Previous to Louisiana Parish and city governments stored vital records, many people documented significant dates, events, and names in their family Bible. Family Bibles are beneficial research tools. Although the dates cannot be guaranteed, Family Bibles are a tangible link with past generations.
Up until the Louisiana Purchase was made in 1803, the Catholic Church was the only church with a presence in the region. According to a quote in Winston DeVille, Gulf Coasts Colonials
[Baltimore: Genealogical Publishing Co., 1968], page 11, a historian named James D. Hardy Jr., it was required that residents “be baptized, married and have their children baptized, and be buried as Catholics. A marriage performed anywhere but a Catholic Church was invalid, and the parties were living in sin. Their children were illegitimate…and their [marriage] contracts were unenforceable at law. Babies not given baptism were not people, and their births were unrecorded.”

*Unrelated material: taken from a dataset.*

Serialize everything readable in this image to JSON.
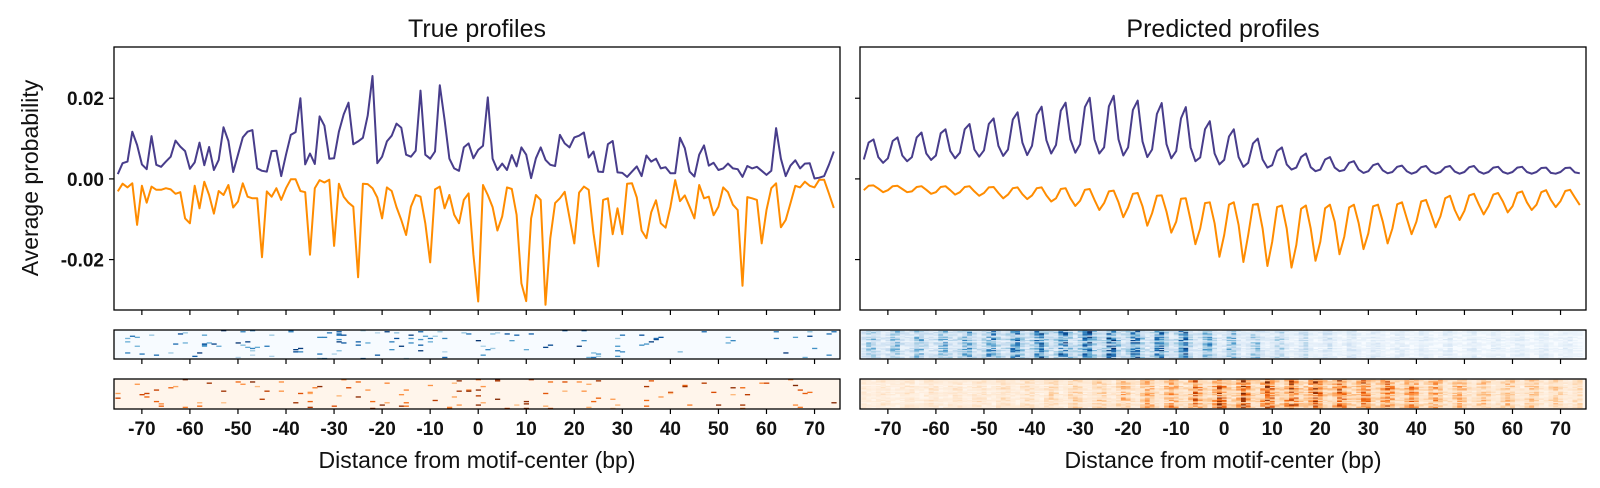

In the early 1800s, the Catholic Church created new requirements for recording such events. Therefore, many records exist from that point forward. The newer marriage records list the names of the couple, female’s maiden name, names of the parents, names of the grandparents, and places of origin. Both Spanish and French era church records still exist today, although some have been lost over the years. Extant records that may be helpful to researchers include bishops’ records and church records. The Diocese of Quebec served the region when it was under French control. When it was under Spanish control, it was served by the Diocese of Havana. That lasted until 1793.
In 1793, the diocese of Louisiana and the Floridas was established. Bishops’ records prior to 1793 and after 1803 are not as useful to researchers as those that exist for that 10-year period. The dispensation records for that time can be especially helpful. Dispensations asked the Church to allow the couple to be married even though problems existed, such as one individual not being Catholic, or both individuals being relatives, such as second cousins. Some original registers from the Catholic Church of the time are still extant. Many have been abstracted and translated. Those copies may not be entirely accurate, but can still hold valuable information.